Slow: Mid-Atlantic Ridge
Slow-spreading mid-ocean ridges, like the Mid-Atlantic Ridge, are broad and have a deep central rift valley. Some rifts are 6 miles (10 km) wide and 2 miles (3 km) deep. Faults are numerous and create rough topography. Cross-section of Mid-Atlantic Ridge at 37 degrees N from Macdonald (1982). Vertical exaggeration = 4x.
Active volcanic centers at slow-spreading mid-ocean ridges are discontinuous and consist of very small coalesced seamounts. Smith and Cann (1990) found a minimum of 481 seamounts along a 500 mile (800 km) segment of the Mid-Atlantic Ridge. The seamounts range from 150-1,800 feet (50-600 m) in height. Most are about 180 feet (60 m high). Smith and Cann (1992) used bathymetric data to construct this map of volcanoes on the Mid-Atlantic Ridge. Seamounts range in shape from pointy to flat-topped cones. Older volcanoes and flows shown in darker grays. Fissures not shown.
Smith and others (1997) compared seamounts and submarine hummocks and hummocky ridges along the Mid-Atlantic Ridge to the Laki fissure and associated cones in Iceland. The cone in the foreground is about 600 feet (200 m) in diameter and 90 feet (30 m) high, comparable in size to volcanic features along the Mid-Atlantic Ridge. Photo by Thor Thordarson.
Smith and Cann's detailed estimate of the number of volcanoes along the mid-ocean ridges is ten-times greater than earlier studies. Extrapolating their results for all of the North Atlantic suggests there are as many as 85 million seamounts on the ocean floor. 2.5 million of these are over 600 feet (200 m) tall. The style in which new oceanic crust is created is different at slow- and intermediate-spreading ridges, relative to fast-spreading ridges, because large numbers of small seamounts form the crust along the axis of the ridge.
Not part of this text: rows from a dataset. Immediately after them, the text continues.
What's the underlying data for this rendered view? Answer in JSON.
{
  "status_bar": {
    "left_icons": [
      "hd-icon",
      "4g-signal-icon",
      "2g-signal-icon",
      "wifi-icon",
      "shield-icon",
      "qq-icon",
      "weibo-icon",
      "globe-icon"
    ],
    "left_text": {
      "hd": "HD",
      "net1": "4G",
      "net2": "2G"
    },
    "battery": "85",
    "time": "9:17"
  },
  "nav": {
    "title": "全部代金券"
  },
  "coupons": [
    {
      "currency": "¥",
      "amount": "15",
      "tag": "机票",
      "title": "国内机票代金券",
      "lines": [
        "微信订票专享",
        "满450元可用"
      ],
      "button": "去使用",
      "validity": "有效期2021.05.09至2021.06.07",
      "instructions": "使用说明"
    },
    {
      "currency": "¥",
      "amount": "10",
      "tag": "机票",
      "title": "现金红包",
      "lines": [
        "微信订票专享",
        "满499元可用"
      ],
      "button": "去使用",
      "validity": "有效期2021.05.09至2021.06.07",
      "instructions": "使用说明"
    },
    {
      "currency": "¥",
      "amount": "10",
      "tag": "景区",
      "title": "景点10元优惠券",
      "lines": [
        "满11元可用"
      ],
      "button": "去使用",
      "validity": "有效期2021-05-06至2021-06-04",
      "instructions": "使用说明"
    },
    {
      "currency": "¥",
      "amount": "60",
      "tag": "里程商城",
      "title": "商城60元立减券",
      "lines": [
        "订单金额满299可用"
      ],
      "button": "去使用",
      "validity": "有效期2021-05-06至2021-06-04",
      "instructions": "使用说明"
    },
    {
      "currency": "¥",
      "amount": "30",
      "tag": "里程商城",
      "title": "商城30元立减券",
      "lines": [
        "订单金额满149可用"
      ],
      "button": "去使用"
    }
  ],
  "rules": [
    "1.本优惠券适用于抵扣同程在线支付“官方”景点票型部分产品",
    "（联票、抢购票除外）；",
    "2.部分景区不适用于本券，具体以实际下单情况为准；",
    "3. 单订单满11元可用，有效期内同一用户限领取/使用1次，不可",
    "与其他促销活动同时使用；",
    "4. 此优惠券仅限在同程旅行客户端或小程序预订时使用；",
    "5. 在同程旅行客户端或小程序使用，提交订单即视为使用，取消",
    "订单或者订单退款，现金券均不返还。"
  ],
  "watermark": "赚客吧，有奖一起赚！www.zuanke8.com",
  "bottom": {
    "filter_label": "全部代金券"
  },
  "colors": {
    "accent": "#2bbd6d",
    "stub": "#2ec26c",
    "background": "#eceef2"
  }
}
The amount of magma is not enough to generate the large fissure eruptions which occur at fast-spreading mid-ocean ridges like the East Pacific Rise. This cross-section from Smith and Cann (1992) shows the crustal structure of the Mid-Atlantic Ridge. The crust is made of seamounts and fissure-fed flows (area above magma chamber). Normal faults bound the edges of the ridge's inner valley. Small separate magma bodies (gray ovals) feed individual volcanoes. The solidified magma bodies make the lower oceanic crust.
Super-slow mid-ocean ridges move at rates of less than 25 mm/year and are considered to be the most common type of ridge (when measured by the length of ridge). They are found in the Southwest Indian Ridge and the Arctic. Study of this type of spreading center is only beginning because of the complicated logistics of working in the Southwest Indian Ocean (trying to work under the Arctic ice would be to expensive and extremely difficult). Researchers hope to use what they learn from super-slow mid-ocean ridges to test their models of how slow and fast mid-ocean ridges behave. The largest volume of oceanic crust is generated at the fast-spreading mid-ocean ridges. Very slow-spreading ridges, like the Southwest Indian Ridge, constitute the largest single class of mid-ocean ridges (Solomon, 1989).